Soy candidata a Doctora en Historia en la Universidad de Rutgers de New Jersey, y estudio la historia de la medicina popular en Colombia durante los siglos XVIII y XIX. Mi proyecto de tesis titulado “Mujeres cuidadoras: parteras y curanderas en la Nueva Granada, 1700-1850”, investiga la vida y las prácticas médicas de parteras, médicas y curanderas en la Nueva Granada, actual Colombia, entre 1700 y 1850. Lo que mi el proyecto de investigación de narrativas históricas más tradicionales, es que entrevisto a 20 trabajadoras de la salud contemporáneas (parteras, doulas y médicas) para examinar el resurgimiento de la partería y la medicina tradicional en Colombia. Este material me permite reflexionar sobre la construcción de memoria, la creación de narrativas históricas relacionadas con el cuidado e historias globales de medicina y ciencia. Mi investigación doctoral ha recibido el apoyo de la National Science Foundation, el Social Science Research Council, así como del Centro de Estudios Latinoamericanos y la Iniciativa de Humanidades Digitales de la Universidad de Rutgers.

Estudié mi pregrado en Ciencia Política en la Universidad de los Andes, donde además hice opción en Historia y Derecho. Después de graduarme trabajé en la ONG Sisma Mujer y en la Secretaría de la Mujer de Bogotá, investigando temas de violencia de género, acceso a la información y violencia sexual en el marco del conflicto armado. Actualmente soy anfitriona de la New Books Network, un podcast académico que busca volver accesible innovadoras investigaciones a un público general.

Featured podcast episodes

In «The Last Turtlemen of the Caribbean: Waterscapes of Labor, Conservation, and Boundary Makin» (University of North Carolina Press 2020), Dr. Sharika Crawford tells the story of Caymanian turtle hunters, men that plied the sea in search of the green and the hawksbill turtles.

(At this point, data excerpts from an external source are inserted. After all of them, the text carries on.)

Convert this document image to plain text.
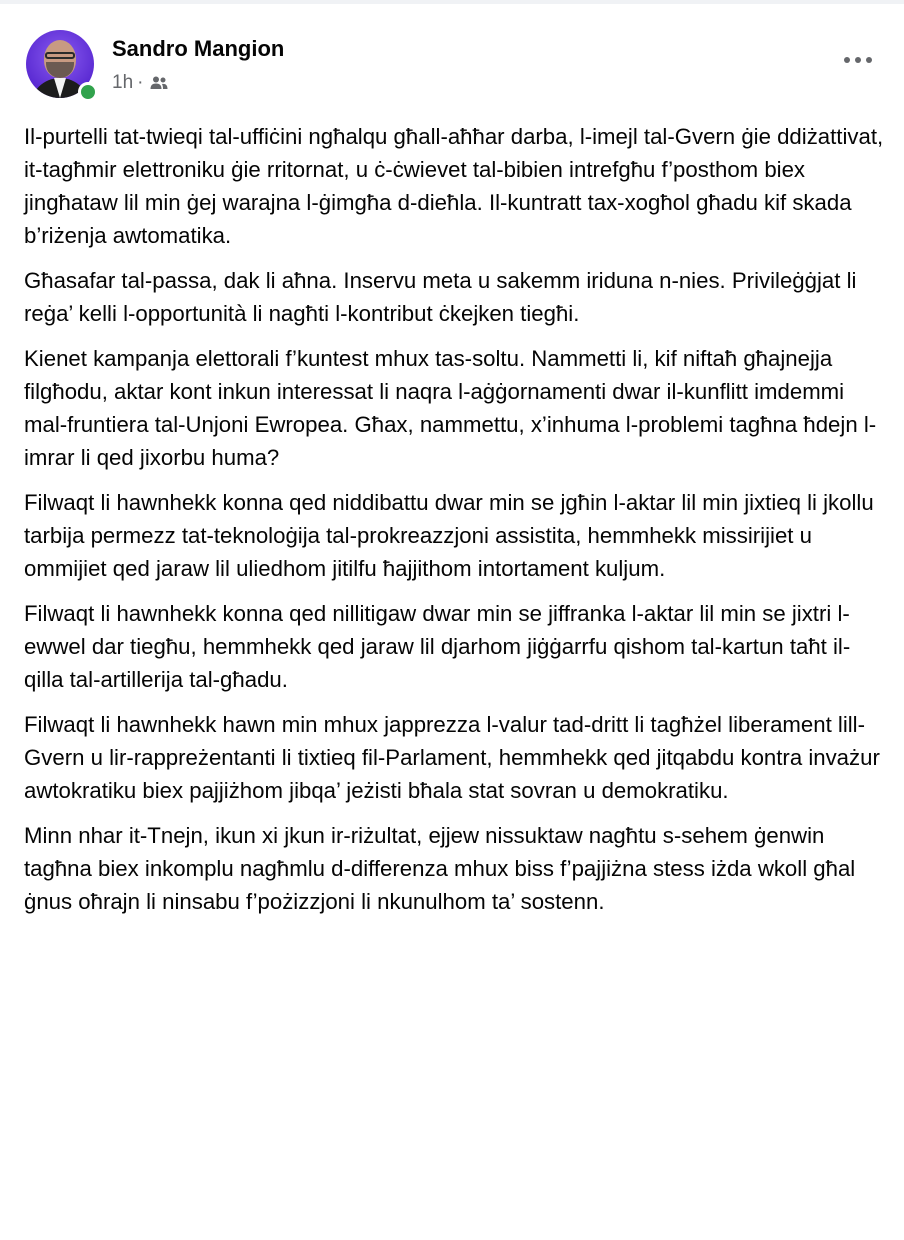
Sandro Mangion
1h ·

Il-purtelli tat-twieqi tal-uffiċini ngħalqu għall-aħħar darba, l-imejl tal-Gvern ġie ddiżattivat, it-tagħmir elettroniku ġie rritornat, u ċ-ċwievet tal-bibien intrefgħu f’posthom biex jingħataw lil min ġej warajna l-ġimgħa d-dieħla. Il-kuntratt tax-xogħol għadu kif skada b’riżenja awtomatika.

Għasafar tal-passa, dak li aħna. Inservu meta u sakemm iriduna n-nies. Privileġġjat li reġa’ kelli l-opportunità li nagħti l-kontribut ċkejken tiegħi.

Kienet kampanja elettorali f’kuntest mhux tas-soltu. Nammetti li, kif niftaħ għajnejja filgħodu, aktar kont inkun interessat li naqra l-aġġornamenti dwar il-kunflitt imdemmi mal-fruntiera tal-Unjoni Ewropea. Għax, nammettu, x’inhuma l-problemi tagħna ħdejn l-imrar li qed jixorbu huma?

Filwaqt li hawnhekk konna qed niddibattu dwar min se jgħin l-aktar lil min jixtieq li jkollu tarbija permezz tat-teknoloġija tal-prokreazzjoni assistita, hemmhekk missirijiet u ommijiet qed jaraw lil uliedhom jitilfu ħajjithom intortament kuljum.

Filwaqt li hawnhekk konna qed nillitigaw dwar min se jiffranka l-aktar lil min se jixtri l-ewwel dar tiegħu, hemmhekk qed jaraw lil djarhom jiġġarrfu qishom tal-kartun taħt il-qilla tal-artillerija tal-għadu.

Filwaqt li hawnhekk hawn min mhux japprezza l-valur tad-dritt li tagħżel liberament lill-Gvern u lir-rappreżentanti li tixtieq fil-Parlament, hemmhekk qed jitqabdu kontra invażur awtokratiku biex pajjiżhom jibqa’ jeżisti bħala stat sovran u demokratiku.

Minn nhar it-Tnejn, ikun xi jkun ir-riżultat, ejjew nissuktaw nagħtu s-sehem ġenwin tagħna biex inkomplu nagħmlu d-differenza mhux biss f’pajjiżna stess iżda wkoll għal ġnus oħrajn li ninsabu f’pożizzjoni li nkunulhom ta’ sostenn.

In her latest book «Fifth Sun: A New History of the Aztecs» (Oxford University Press 2020), Camilla Townsend tells the story of the Aztecs from their perspective and using their own historical sources. Although this sounds like a simple premise, a Fifth Sun revolutionizes our way of understanding the past of the Mexica (meh-HEE-kah) and the people that lived under their rule in Mexico’s central valley.

This collection of twenty-four beautifully crafted chapters, spans across centuries and geographies, giving us a varied and textured reading of women’s lives and experiences. More importantly than that, and herein lies the revolutionary character of this book, As If She Were Free changes our ways of understanding and conceptualizing freedom and emancipation, ultimately transforming how we narrate the past of our societies and understand our present.